Eppure, nonostante la violenza evidente, il silenzio istituzionale è assordante. Nessuna dichiarazione ufficiale, nessuna condanna chiara, nessuna presa di posizione netta. Perché sì, è più semplice, e più comodo, far finta di nulla quando a finire a terra sono corpi considerati scomodi, identità ancora ritenute “controverse”. Per alcune persone, addirittura, “deviate”.

 

Ma noi non possiamo permetterci il lusso del silenzio. Non questa volta, non più.

 

La sorellanza, quella vera, non si ferma davanti alla differenza tra donne cis e donne trans. Anzi, si rafforza proprio nel riconoscere che la lotta contro la violenza di genere riguarda tutte. E tutte significa tutte. Il femminismo o è intersezionale e sistemico, oppure è solo un altro modo di escludere, selezionare, classificare le donne secondo criteri vecchi come il patriarcato stesso. Un femminismo di classe è solo l’ennesima estensione del patriarcato ingoiato e metabolizzato.

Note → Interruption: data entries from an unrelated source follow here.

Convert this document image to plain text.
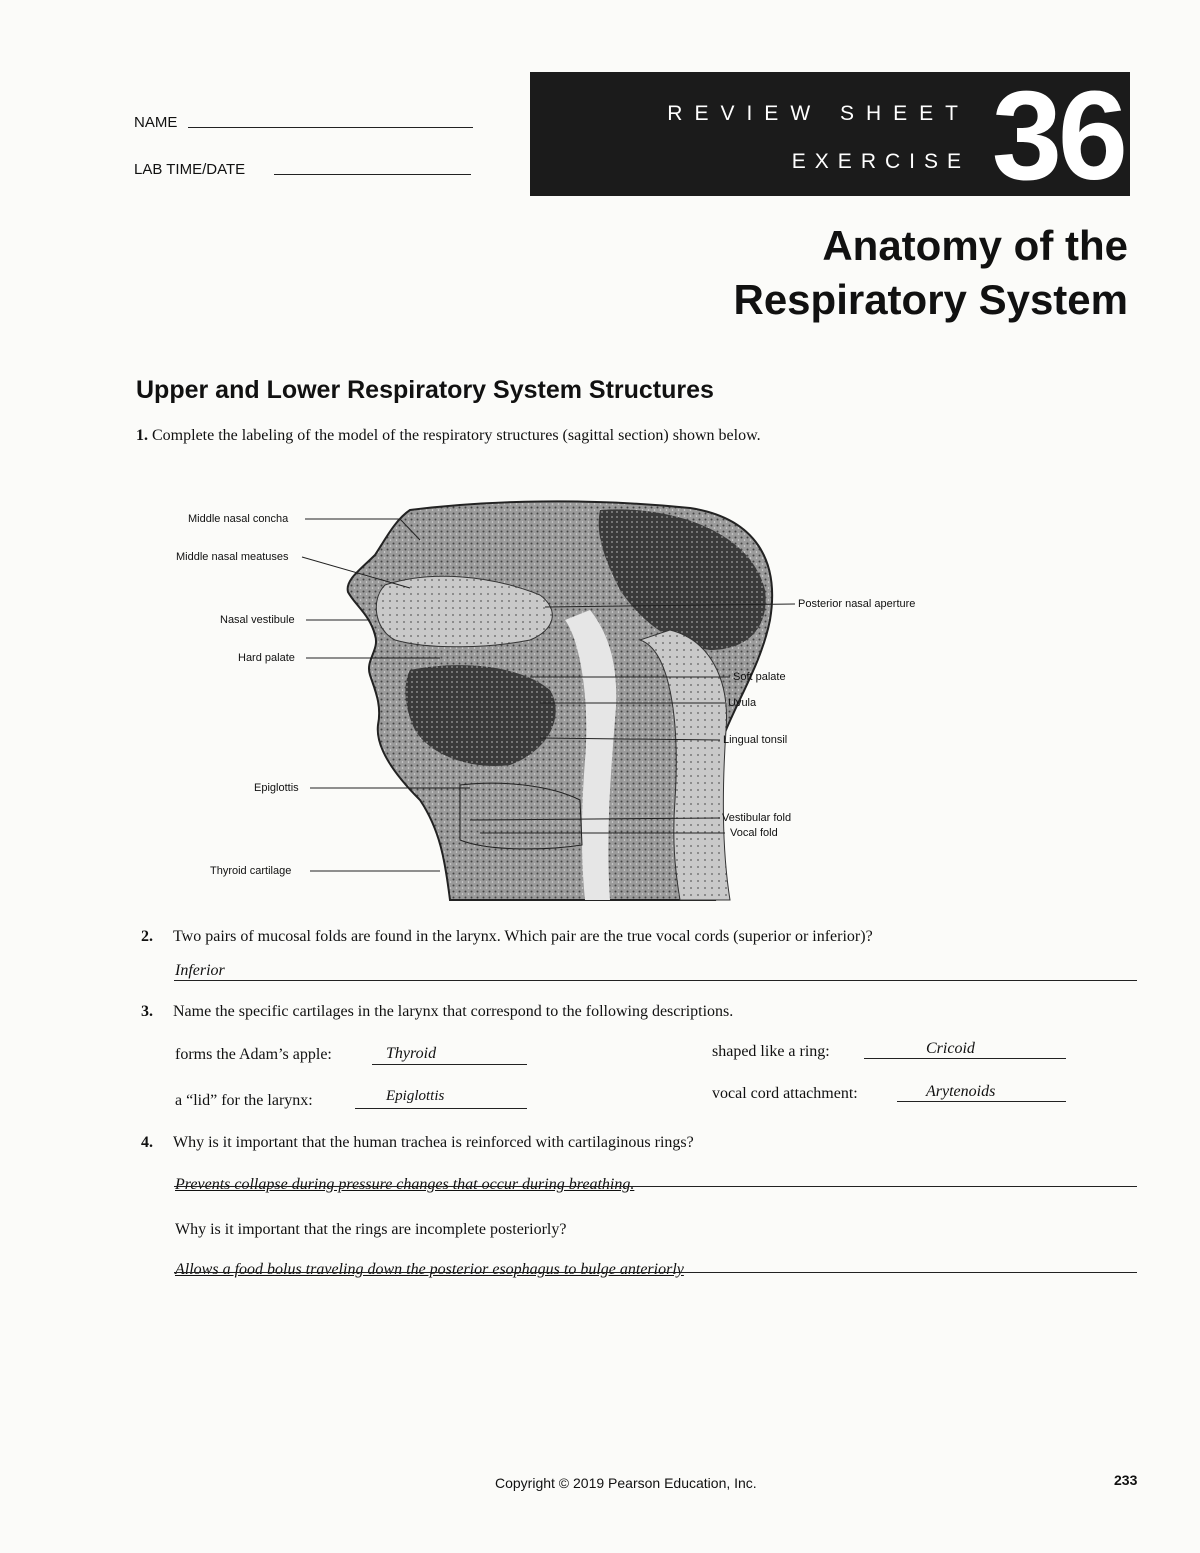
NAME
LAB TIME/DATE
REVIEW SHEET
EXERCISE 36
Anatomy of the
Respiratory System
Upper and Lower Respiratory System Structures
1. Complete the labeling of the model of the respiratory structures (sagittal section) shown below.
Middle nasal concha
Middle nasal meatuses
Nasal vestibule
Hard palate
Epiglottis
Thyroid cartilage
Posterior nasal aperture
Soft palate
Uvula
Lingual tonsil
Vestibular fold
Vocal fold
2. Two pairs of mucosal folds are found in the larynx. Which pair are the true vocal cords (superior or inferior)?
Inferior
3. Name the specific cartilages in the larynx that correspond to the following descriptions.
forms the Adam’s apple:	Thyroid	shaped like a ring:	Cricoid
a “lid” for the larynx:	Epiglottis	vocal cord attachment:	Arytenoids
4. Why is it important that the human trachea is reinforced with cartilaginous rings?
Prevents collapse during pressure changes that occur during breathing.
Why is it important that the rings are incomplete posteriorly?
Allows a food bolus traveling down the posterior esophagus to bulge anteriorly
Copyright © 2019 Pearson Education, Inc.	233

Luke Harold, CC0, via Wikimedia Commons
Luke Harold, CC0, via Wikimedia Commons

Il transfemminismo nasce dalla consapevolezza che non può esserci liberazione femminile senza includere le donne trans, le persone non binarie, tutte le soggettività marginalizzate. Perché il sistema che colpisce le donne trans fuori dai locali è lo stesso che sottopaga le donne cis, che giudica i nostri corpi, che ci vuole silenziose e composte. Lo stesso che induce a farci pensare di dover essere e vivere per piacere, per curare, per riflettere ciò che la società si aspetta da una donna.

 

Quando una donna trans viene picchiata, tutte le donne dovrebbero sentire quel colpo. Non per pietismo ma per consapevolezza politica. Perché chi oggi decide chi è donna abbastanza da meritare rispetto, domani deciderà chi è madre abbastanza, chi è moglie abbastanza, chi è cittadina abbastanza.

 

La risposta, allora, deve essere una sola: sorellanza. Non quella retorica, ma quella concreta, quotidiana, imperfetta ma viva. Quella che scende in piazza, che ascolta, che prende posizione anche quando è scomodo. Quella che ti fa sentire parte di ognuna delle tue sorelle e loro parte inscindibile da te.

 

Per questo motivo giovedì 5 giugno, a Roma, ci sarà il Corteo della Sorellanza. Un’occasione per trasformare l’indignazione in presenza, la solidarietà in azione. L’appuntamento è per chi non si accontenta di un post ma vuole esserci: fisicamente, politicamente, umanamente.

 

La vera sorellanza è essere lì, accanto, insieme. E davanti a un’aggressione come quella di Roma, è il minimo che possiamo e dobbiamo fare.

 

Perché finché una sola donna verrà colpita per ciò che è, abbiamo tutte il dovere di reagire. Non una di meno, non una da sola. Mai.